From time immemorial incense has been a part of worship and has been used in temples, ashrams, churches and mosques as well as in the home to purify and sweeten the atmosphere.
Many people who are familiar with stick incense have never experienced the pleasures of burning pure resins. Now, I encourage you to release these fragrant treasures of nature into your personal enviroment.
Here's a few items you'll need to get started:
- A container
- Charcoal Tablets
- Matches or a cigarette lighter
- A taper candle
- Mica Plate
- A feather or piece of cardboard
Long handled Tweezers or needle nose pliers
* #'s 4 - 9 are recommeded, however they are non-essential.
Beginners can start with a store bought incense burner, or anything which suits the purpose (such as an ashtray). Look for one that is brass, bronze, or stoneware and that has legs. The legs of the vessel prevent the heat from damaging the surface beneath it. You can use a plain metal or porcelain bowl but make sure you set it on a fireproof surface its on. Traditional incense vessels had three legs - symbolizing the body, mind and spirit.
You can use a plain metal or porcelain bowl but make sure you set it on a fireproof surface - like a trivet. It's best if you can fill it with sand and sit your charcoal on the top. Use your imagination, most likely you already have something around the house that will make a great censer. You don't need a fancy incense burner to enjoy the ritual of incense burning.
If you want to burn incense outdoors find a large flat stone and heat it up in a campfire. You may then sprinkle the surface of the stone with your incense. If you throw herbs or incense directly into a fire they burn too quickly. This method will also work in your home fireplace.
Another type of burner is the incense stove. These set ups usually involve a fine mesh screen where the incense is placed sitting directly above a lit candle. The incense stove produces less smoke than the charcoal or rock method. Incense burns much more slowly which is great for expensive ingredients (like aloeswood) and blends.
The Charcoal disks used for incense burning is NOT the same used for your backyard barbecue grill. You won't want to use BBQ charcoal indoors as it produces noxious fumes.
Incense charcoal is self-lighting. The means of combustion is included in the disk. Tablet sizes vary *typically 33 - 38 mm. If you are only burning a small amount of incense, you can easily break up the charcoal disks. This way a 5 or 10-pack will last much longer.
If you have a hard time lighting your charcoal, it may be damp. Leave it out in the sun to dry.
It's always best to place charcoal on a bed of sand. It will burn more evenly and keep its amber like glow longer. In addition the sand will reduce the risk of the container cracking due to extensive heat charcoal produces. The sand layer under the charcoal should be at least 3/4-1 inch thick.
If you have a Mica Plate (a small thin piece of the mineral Mica) you can lay it on top of the charcoal. As you deposit your powder, herb or resin onto the plate it will begin to burn. Mica plates help your materials last longer as they are not in direct contact with the charcoal.

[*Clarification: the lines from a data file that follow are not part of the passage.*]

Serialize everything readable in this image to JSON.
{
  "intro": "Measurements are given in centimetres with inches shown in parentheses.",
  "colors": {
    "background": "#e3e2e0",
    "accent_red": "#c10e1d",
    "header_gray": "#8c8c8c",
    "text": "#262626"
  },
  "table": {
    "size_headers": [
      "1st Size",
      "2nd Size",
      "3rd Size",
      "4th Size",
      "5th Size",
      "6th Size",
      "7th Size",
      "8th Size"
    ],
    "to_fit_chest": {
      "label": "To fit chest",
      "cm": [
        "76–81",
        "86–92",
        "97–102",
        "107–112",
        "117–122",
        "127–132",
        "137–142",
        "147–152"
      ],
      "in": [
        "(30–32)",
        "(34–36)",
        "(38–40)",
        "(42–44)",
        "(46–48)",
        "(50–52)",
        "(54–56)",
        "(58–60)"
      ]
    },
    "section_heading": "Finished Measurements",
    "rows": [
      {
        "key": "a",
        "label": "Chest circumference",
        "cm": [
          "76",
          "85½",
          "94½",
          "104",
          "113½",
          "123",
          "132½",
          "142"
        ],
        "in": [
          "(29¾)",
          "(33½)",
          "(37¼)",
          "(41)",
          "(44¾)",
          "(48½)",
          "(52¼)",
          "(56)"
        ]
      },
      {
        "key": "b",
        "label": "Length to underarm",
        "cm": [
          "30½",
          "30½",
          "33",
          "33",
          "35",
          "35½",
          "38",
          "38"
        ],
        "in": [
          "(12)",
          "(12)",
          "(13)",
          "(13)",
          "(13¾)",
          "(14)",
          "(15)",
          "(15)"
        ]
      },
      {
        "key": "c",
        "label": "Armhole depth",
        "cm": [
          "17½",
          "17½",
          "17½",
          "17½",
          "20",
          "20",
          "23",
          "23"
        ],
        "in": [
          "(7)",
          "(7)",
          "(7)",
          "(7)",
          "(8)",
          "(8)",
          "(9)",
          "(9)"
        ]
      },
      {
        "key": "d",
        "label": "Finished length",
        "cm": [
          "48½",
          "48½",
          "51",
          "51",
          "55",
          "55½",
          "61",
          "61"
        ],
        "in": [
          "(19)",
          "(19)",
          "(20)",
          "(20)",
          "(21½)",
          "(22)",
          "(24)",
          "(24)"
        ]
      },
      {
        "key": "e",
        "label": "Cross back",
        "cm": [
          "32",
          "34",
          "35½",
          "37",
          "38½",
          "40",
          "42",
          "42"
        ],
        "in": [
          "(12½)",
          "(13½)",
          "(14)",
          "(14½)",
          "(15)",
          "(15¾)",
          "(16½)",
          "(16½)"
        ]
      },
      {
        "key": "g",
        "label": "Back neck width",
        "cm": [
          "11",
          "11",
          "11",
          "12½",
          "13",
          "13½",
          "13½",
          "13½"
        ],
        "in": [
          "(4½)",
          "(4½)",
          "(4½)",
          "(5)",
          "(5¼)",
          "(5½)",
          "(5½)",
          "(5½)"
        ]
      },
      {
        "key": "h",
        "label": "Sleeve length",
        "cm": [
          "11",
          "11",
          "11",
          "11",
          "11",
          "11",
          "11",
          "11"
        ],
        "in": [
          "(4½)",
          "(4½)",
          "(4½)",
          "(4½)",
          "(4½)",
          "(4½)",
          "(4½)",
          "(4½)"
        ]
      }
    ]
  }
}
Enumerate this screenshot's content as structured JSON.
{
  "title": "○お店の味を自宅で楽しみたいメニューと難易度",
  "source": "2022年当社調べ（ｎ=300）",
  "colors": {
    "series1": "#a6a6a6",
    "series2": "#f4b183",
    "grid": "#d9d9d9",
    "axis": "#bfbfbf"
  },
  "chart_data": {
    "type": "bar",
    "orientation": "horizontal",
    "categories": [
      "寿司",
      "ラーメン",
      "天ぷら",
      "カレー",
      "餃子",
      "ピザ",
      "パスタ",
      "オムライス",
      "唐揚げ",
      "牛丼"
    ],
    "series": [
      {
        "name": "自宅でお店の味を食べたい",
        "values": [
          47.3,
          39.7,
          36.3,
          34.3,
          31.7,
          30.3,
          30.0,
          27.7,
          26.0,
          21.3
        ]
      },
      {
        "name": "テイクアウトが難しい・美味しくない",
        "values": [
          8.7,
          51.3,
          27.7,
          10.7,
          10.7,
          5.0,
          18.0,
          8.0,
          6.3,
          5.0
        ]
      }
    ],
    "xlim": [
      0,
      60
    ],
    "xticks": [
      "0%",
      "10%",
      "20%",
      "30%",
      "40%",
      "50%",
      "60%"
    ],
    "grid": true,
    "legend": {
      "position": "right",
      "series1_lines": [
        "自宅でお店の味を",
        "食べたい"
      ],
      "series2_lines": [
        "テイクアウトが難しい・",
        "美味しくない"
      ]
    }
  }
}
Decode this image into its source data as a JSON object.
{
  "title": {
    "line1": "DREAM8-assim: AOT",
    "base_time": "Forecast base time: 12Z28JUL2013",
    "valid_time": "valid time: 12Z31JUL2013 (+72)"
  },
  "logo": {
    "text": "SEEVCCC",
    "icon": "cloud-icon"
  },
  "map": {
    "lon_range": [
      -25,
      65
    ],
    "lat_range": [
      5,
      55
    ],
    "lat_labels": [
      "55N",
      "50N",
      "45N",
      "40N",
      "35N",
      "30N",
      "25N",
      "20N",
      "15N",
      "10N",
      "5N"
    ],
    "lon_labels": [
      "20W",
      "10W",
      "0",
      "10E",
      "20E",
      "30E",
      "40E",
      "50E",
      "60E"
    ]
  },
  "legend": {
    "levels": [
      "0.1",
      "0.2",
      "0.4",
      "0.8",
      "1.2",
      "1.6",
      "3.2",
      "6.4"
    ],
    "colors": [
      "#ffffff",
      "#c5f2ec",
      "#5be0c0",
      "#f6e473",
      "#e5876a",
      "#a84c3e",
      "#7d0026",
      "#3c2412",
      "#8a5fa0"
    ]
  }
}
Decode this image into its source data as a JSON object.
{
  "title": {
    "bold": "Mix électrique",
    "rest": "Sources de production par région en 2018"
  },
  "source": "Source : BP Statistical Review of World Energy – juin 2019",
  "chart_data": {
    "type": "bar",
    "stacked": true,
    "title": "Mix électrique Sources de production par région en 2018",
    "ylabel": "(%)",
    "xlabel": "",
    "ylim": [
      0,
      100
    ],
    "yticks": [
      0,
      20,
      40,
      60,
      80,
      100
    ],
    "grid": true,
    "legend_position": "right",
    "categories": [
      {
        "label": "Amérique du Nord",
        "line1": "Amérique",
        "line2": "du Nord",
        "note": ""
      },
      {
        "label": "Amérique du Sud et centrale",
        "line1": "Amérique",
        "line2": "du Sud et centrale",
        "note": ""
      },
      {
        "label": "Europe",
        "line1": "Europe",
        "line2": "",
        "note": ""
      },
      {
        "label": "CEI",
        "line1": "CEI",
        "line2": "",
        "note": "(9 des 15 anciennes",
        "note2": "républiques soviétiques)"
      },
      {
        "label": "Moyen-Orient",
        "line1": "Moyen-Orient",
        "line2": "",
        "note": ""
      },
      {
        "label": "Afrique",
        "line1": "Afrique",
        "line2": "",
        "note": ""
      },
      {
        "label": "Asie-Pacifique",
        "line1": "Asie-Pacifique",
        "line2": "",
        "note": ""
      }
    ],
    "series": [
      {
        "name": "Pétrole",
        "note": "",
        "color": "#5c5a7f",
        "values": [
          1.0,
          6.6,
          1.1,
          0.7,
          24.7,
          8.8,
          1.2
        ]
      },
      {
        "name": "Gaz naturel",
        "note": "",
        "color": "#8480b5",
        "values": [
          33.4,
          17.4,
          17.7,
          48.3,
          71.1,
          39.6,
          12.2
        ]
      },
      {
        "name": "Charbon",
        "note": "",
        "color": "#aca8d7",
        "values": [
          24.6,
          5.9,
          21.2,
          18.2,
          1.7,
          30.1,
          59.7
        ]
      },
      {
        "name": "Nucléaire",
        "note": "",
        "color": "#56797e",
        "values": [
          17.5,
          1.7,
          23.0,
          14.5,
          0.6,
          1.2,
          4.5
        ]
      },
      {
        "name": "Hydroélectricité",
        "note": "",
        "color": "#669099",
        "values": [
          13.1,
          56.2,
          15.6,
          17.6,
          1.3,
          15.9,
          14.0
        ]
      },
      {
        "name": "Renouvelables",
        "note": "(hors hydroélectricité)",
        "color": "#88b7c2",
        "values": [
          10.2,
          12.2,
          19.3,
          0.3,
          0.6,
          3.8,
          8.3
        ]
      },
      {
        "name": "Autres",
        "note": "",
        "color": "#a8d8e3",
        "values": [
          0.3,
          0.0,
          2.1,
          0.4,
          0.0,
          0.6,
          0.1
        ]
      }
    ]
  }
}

Feathers are traditionally used to fan the lighted charcoal. Any kind of large feather will do - as will a post card, etc. Fanning the charcoal provides oxygen which will allow the tablet to produce a more even burn.
I like to light a taper candle when burning incense. Most often I will select a candle color corresponding to my intentions. Light your candle with the matches or lighter and then using your tweezers - light the charcoal tablet. This prevents the annoyance of matches extinguishing before you get the tablet going and/or burning your fingers.
Use a long handled pair of tweezers to hold the charcoal over the candle flame and then deposit it in the incense vessel. Traditional Japanese incense kits include these types of tweezers. You will also find them in laboratory supply catalogs.
Burning Your Incense
Set aside enough time so that you can enjoy the ritual of incense burning. When selecting a location, make sure there are no easily combustible objects nearby. Fanning and blowing charcoal may send sparks into the air.
First, light you taper candle. Holding one side of the charcoal tablet with your tweezers, place it in the candle flame. The briquette should start to crackle and glow.
Next set the charcoal in your container on a bed of sand. Slowly fan or blow on the tablet. Only after the charcoal is aglow and stops crackling do you put your incense into the indentation on the top.
Be careful...it's hot. Use a knife, spoon or tweezers to drop your incense onto the tablet.
Finally, be aware of potential fire hazard. Charcoal may continue to burn for two hours after lighting - so don't just throw it in a wastebasket. To be certain it's fully extinguished, use your tweezers to extract the tablet and submerse it in water.